Tweetalige printerversie Eentalige printerversie

Schriftelijke vraag nr. 4-3157

van Joris Van Hauthem (Vlaams Belang) d.d. 11 maart 2009

aan de minister van KMO's, Zelfstandigen, Landbouw en Wetenschapsbeleid

Koninklijke Musea voor Kunst en Geschiedenis - Taalkaders - Scheeftrekkingen - Maatregelen

overheidsapparaat
overheidsadministratie
federale wetenschappelijke en culturele instellingen
Vaste Commissie voor Taaltoezicht
taalgebruik
museum

Chronologie

11/3/2009Verzending vraag (Einde van de antwoordtermijn: 9/4/2009)
8/4/2009Antwoord

Vraag nr. 4-3157 d.d. 11 maart 2009 : (Vraag gesteld in het Nederlands)

In 2005 stelde ik reeds de vraag om uitleg nr. 3-728 (Handelingen nr. 3-123 van 7 juli 2005, blz. 94) aan de voorganger van de geachte minister, de heer Verwilghen, over scheeftrekkingen van de taalkaders in verschillende wetenschappelijke instellingen.

Uit het jaarverslag van de Vaste Commissie voor taaltoezicht van 2007 blijkt dat er nog steeds ernstige scheeftrekkingen zijn in de taalkaders van de Koninklijke Musea voor Kunst en Geschiedenis. Op de derde trap is de verhouding 58 Nederlandstaligen-70 Franstaligen, op de vierde trap 28 Nederlandtaligen-43 Franstaligen en op de vijfde trap 62 Nederlandstaligen-73 Franstaligen. Dit is vooral te wijten aan het feit dat het beheerscomité onevenredig veel Franstalige contractuele werknemers heeft aangeworven.

Welke maatregelen heeft de geachte minister reeds genomen om deze scheeftrekkingen weg te werken ?

Antwoord ontvangen op 8 april 2009 :

Uit het jaarverslag van de Vaste commissie voor Taaltoezicht blijkt er in 2007 een verschil voor wat betreft de betrekkingen in de Koninklijke musea voor Kunst en Geschiedenis, te weten :

-van de in trap 3 van de hiërarchie gerangschikte graden : achtenvijftig Nederlandstaligen voor zeventig Franstaligen ;

-van de in trap 4 van de hiërarchie gerangschikte graden : achtentwintig Nederlandstaligen voor drieenveertig Franstaligen ;

-van de in trap 5 van de hiërarchie gerangschikte graden : tweeenzestig Nederlandstaligen voor drieenzeventig Franstaligen.

Wat betreft de maatregelen om deze verschillen weg te werken wil ik de senator verwijzen naar mijn antwoord op zijn vraag nr. 3-3156.
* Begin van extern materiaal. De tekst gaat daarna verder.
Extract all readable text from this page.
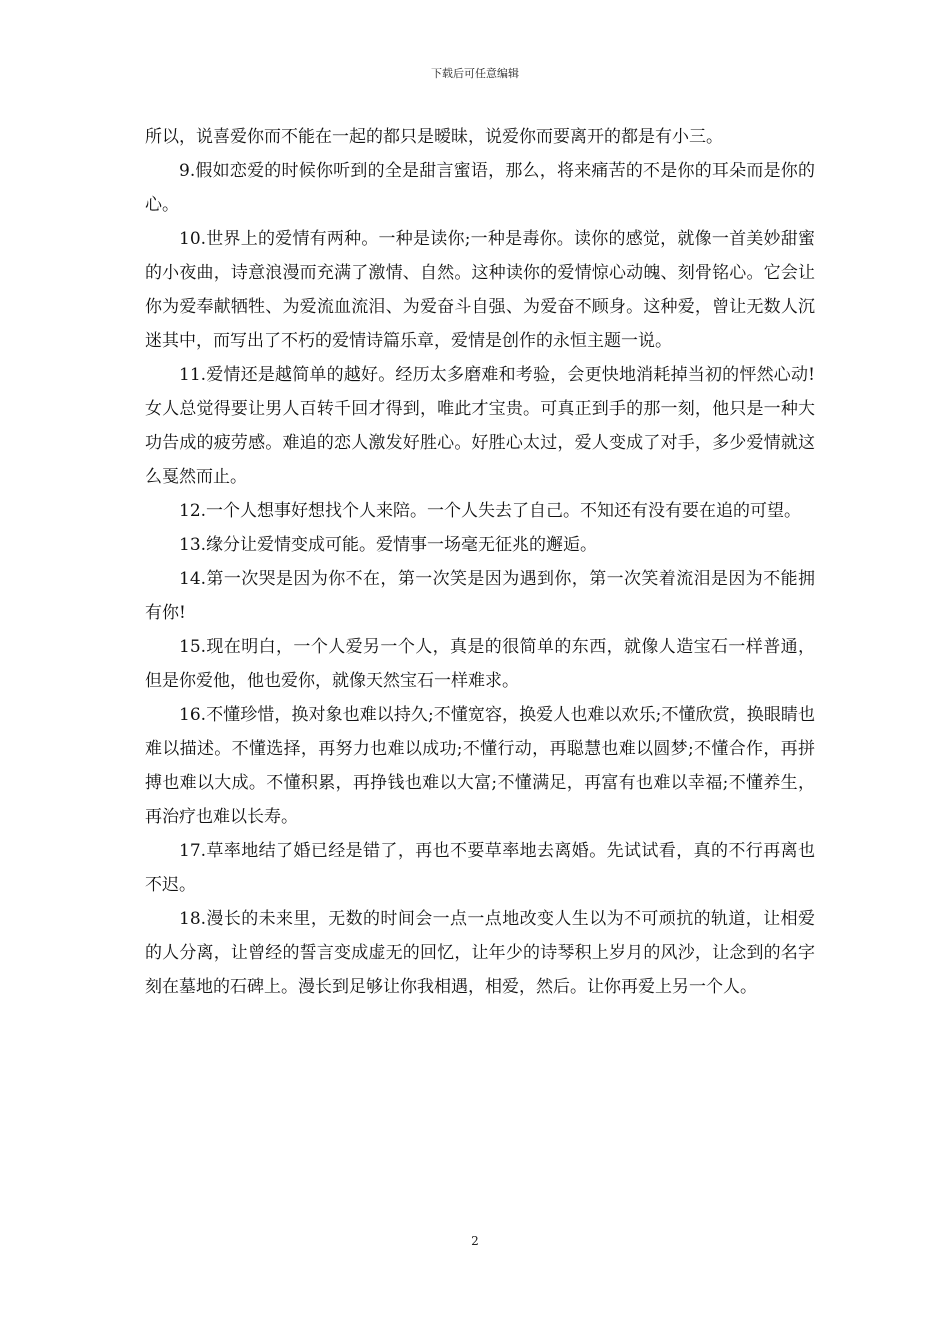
下载后可任意编辑

所以，说喜爱你而不能在一起的都只是暧昧，说爱你而要离开的都是有小三。

9.假如恋爱的时候你听到的全是甜言蜜语，那么，将来痛苦的不是你的耳朵而是你的心。

10.世界上的爱情有两种。一种是读你;一种是毒你。读你的感觉，就像一首美妙甜蜜的小夜曲，诗意浪漫而充满了激情、自然。这种读你的爱情惊心动魄、刻骨铭心。它会让你为爱奉献牺牲、为爱流血流泪、为爱奋斗自强、为爱奋不顾身。这种爱，曾让无数人沉迷其中，而写出了不朽的爱情诗篇乐章，爱情是创作的永恒主题一说。

11.爱情还是越简单的越好。经历太多磨难和考验，会更快地消耗掉当初的怦然心动!女人总觉得要让男人百转千回才得到，唯此才宝贵。可真正到手的那一刻，他只是一种大功告成的疲劳感。难追的恋人激发好胜心。好胜心太过，爱人变成了对手，多少爱情就这么戛然而止。

12.一个人想事好想找个人来陪。一个人失去了自己。不知还有没有要在追的可望。

13.缘分让爱情变成可能。爱情事一场毫无征兆的邂逅。

14.第一次哭是因为你不在，第一次笑是因为遇到你，第一次笑着流泪是因为不能拥有你!

15.现在明白，一个人爱另一个人，真是的很简单的东西，就像人造宝石一样普通，但是你爱他，他也爱你，就像天然宝石一样难求。

16.不懂珍惜，换对象也难以持久;不懂宽容，换爱人也难以欢乐;不懂欣赏，换眼睛也难以描述。不懂选择，再努力也难以成功;不懂行动，再聪慧也难以圆梦;不懂合作，再拼搏也难以大成。不懂积累，再挣钱也难以大富;不懂满足，再富有也难以幸福;不懂养生，再治疗也难以长寿。

17.草率地结了婚已经是错了，再也不要草率地去离婚。先试试看，真的不行再离也不迟。

18.漫长的未来里，无数的时间会一点一点地改变人生以为不可顽抗的轨道，让相爱的人分离，让曾经的誓言变成虚无的回忆，让年少的诗琴积上岁月的风沙，让念到的名字刻在墓地的石碑上。漫长到足够让你我相遇，相爱，然后。让你再爱上另一个人。

2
Het is belangrijk te onderstrepen dat de Federale wetenschappelijke instellingen staatsdiensten met afzonderlijk beheer zijn zonder rechtspersoonlijkheid die deel uitmaken van het belangrijker geheel van de Programmatorische Overheidsdienst (POD) Wetenschapsbeleid. Bovendien is de toestand nogal verschillend per instelling. De cijfers die hier gepresenteerd worden mogen dan ook niet apart worden beschouwd en geïnterpreteerd. De wetten op het taalgebruik in bestuurszaken bepalen dat moet gestreefd worden naar taalevenwicht, zowel bij de werving als bij de verbintenissen in de federale wetenschappelijke instellingen en het beleid terzake volgt duidelijk deze doelstelling in de mate van het mogelijke, in het bijzonder via de personeelsplannen. Hoewel dit voor het statutair personeel weinig problemen stelt, worden de instelling voor het personeel aangeworven met een arbeidscontract van bepaalde duur geconfronteerd met de realiteit op de arbeidsmarkt, met het feit dat ze enkel mensen in dienst mogen nemen die voorgesteld worden door de gewestelijke diensten voor arbeidsbemiddeling of door een weinig aangepast aanbod. Wanneer het aantal kandidaten van een bepaalde taalrol ontoereikend is, staan de directeurs-generaal voor het dilemma van niet aanwerven - wat de continuïteit in de werking van de openbare wetenschappelijke dienst ernstig in het gedrang kan brengen - of het tijdelijk aanwerven van ambtenaren van een andere taalrol. Alles werd echter in het werk gesteld om zich in te schrijven in voornoemde beleidslijn, die met de huidige conjunctuur slechts op middellange termijn zal worden gehaald.